Als Antwort zu: Widerspruch !!!! (etwas länger) geschrieben von Michael am Juli 12. 2002 um 13:40:27:

als Endvierziger, der all die Irrungen und Wirrungen speziell der siebziger Jahre z.T. in "leitender Funktion", was diverse, manchmal im Rückblick etwas fragwürdige Aktionen (bitte erspart mir detailliertere Erläuterungen) anbelangt, er-,durch- und überlebt hat, kann ich deine Ausführungen nicht unwidersprochen stehen lassen.

Das ist prima, Michael, ist doch fein, wie lebendig es in einem so alten Forum noch zugehen kann :-))
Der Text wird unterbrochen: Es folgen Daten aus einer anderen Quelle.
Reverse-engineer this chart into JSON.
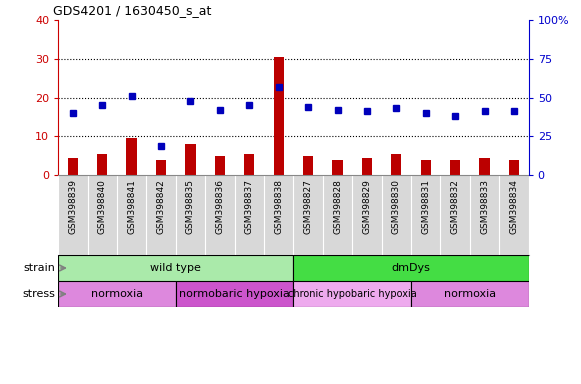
{
  "title": "GDS4201 / 1630450_s_at",
  "samples": [
    "GSM398839",
    "GSM398840",
    "GSM398841",
    "GSM398842",
    "GSM398835",
    "GSM398836",
    "GSM398837",
    "GSM398838",
    "GSM398827",
    "GSM398828",
    "GSM398829",
    "GSM398830",
    "GSM398831",
    "GSM398832",
    "GSM398833",
    "GSM398834"
  ],
  "counts": [
    4.5,
    5.5,
    9.5,
    4.0,
    8.0,
    5.0,
    5.5,
    30.5,
    5.0,
    4.0,
    4.5,
    5.5,
    4.0,
    4.0,
    4.5,
    4.0
  ],
  "percentiles": [
    40,
    45,
    51,
    19,
    48,
    42,
    45,
    57,
    44,
    42,
    41,
    43,
    40,
    38,
    41,
    41
  ],
  "ylim_left": [
    0,
    40
  ],
  "ylim_right": [
    0,
    100
  ],
  "yticks_left": [
    0,
    10,
    20,
    30,
    40
  ],
  "yticks_right": [
    0,
    25,
    50,
    75,
    100
  ],
  "strain_groups": [
    {
      "label": "wild type",
      "start": 0,
      "end": 8,
      "color": "#aaeaaa"
    },
    {
      "label": "dmDys",
      "start": 8,
      "end": 16,
      "color": "#44dd44"
    }
  ],
  "stress_groups": [
    {
      "label": "normoxia",
      "start": 0,
      "end": 4,
      "color": "#dd88dd"
    },
    {
      "label": "normobaric hypoxia",
      "start": 4,
      "end": 8,
      "color": "#cc55cc"
    },
    {
      "label": "chronic hypobaric hypoxia",
      "start": 8,
      "end": 12,
      "color": "#eeaaee"
    },
    {
      "label": "normoxia",
      "start": 12,
      "end": 16,
      "color": "#dd88dd"
    }
  ],
  "bar_color": "#bb0000",
  "dot_color": "#0000bb",
  "tick_color_left": "#cc0000",
  "tick_color_right": "#0000cc",
  "xticklabel_bg": "#d8d8d8",
  "plot_bg": "#ffffff",
  "border_color": "#888888"
}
Sicher gab es diese allmächtige Industrie im Sektor der populären Musik (bitte mal an den Rock'n'Roll-Boom, an Sinatra usw. denken). Wir hatten damals nur Glück, dass die Plattenindustrie im Hinblick dieser neuen Trends in der populären Musik nicht genau wusste, was denn nun beim Publikum ankommen könnte und was nicht, ...

Und das war unser strategischer Vorteil! Die A&Rs damals tappten im Dunkeln, und wir konnten uns heraussuchen, was uns passte. Wir brauchten nicht in den USA zu ordern, obskure CD-Läden in Kreuzberg zu durchforsten oder uns die Füße platt laufen. Das war einfacher.

Die hätten heute alle keine Chance, weil ihre Musik nicht als "marktverträglich" eingeschätzt werden würde. Und (machen wir uns da doch nichts vor): es gab auch furchtbar viel unsäglichen Mist.

Meinst Du jetzt Wallenstein oder Guru Guru? ;-) Guru Guru war geil.

Ich habe doch gar nicht gesagt, dass die Musik damals besser war! Ich habe stattdessen darauf verwiesen, dass als Beispiel der Progressive Rock heute in viel schillernderen Farben und Varianten daher kommt als in den Siebzigern, wo er angeblich so geblüht hat.

Natürlich ebbt jeder Boom mal ab, wird Mainstream, gesellschaftlich anerkannt und ist mal irgendwann kein Selbstläufer mehr und genau an diesem Punkt kamen dann wir (ich meine natürlich Vertreter genau unserer Generation) ins Spiel, die die Trends, die du so anprangerst erst gestzt haben.

Das war mein Kritikpunkt. Ab einem bestimmten Zeitpunkt verlagerte sich der Ausgangspunkt dieser neuen Trends. Waren es in den früheren Jahren die Jugendlichen, und nicht zuletzt die Musiker, die neue Trends setzten, denen dann die Industrie folgte, setzt heute die Industrie die Trends, und die Konsumenten folgen. Und das finde ich 'verrückt'.

Man sollte auch mal, in Anbetracht dieser Lage, sich Gedanken darüber machen, ob es denn stimmt, dass die Musik früher besser war.

Habe ich nicht gesagt ...

Die Fähigkeit gute Musik zu machen ist glücklicherweise nicht davon abhängig, wie gut die Versorgung von Unterrichtsmaterialien und Equipment ist. Wäre das so, wie erklärst du dir dann Phänomene wie Robert Johnson, Muddy Waters, Louis Armstrong, Charlie Parker, John Coltrane etc. ????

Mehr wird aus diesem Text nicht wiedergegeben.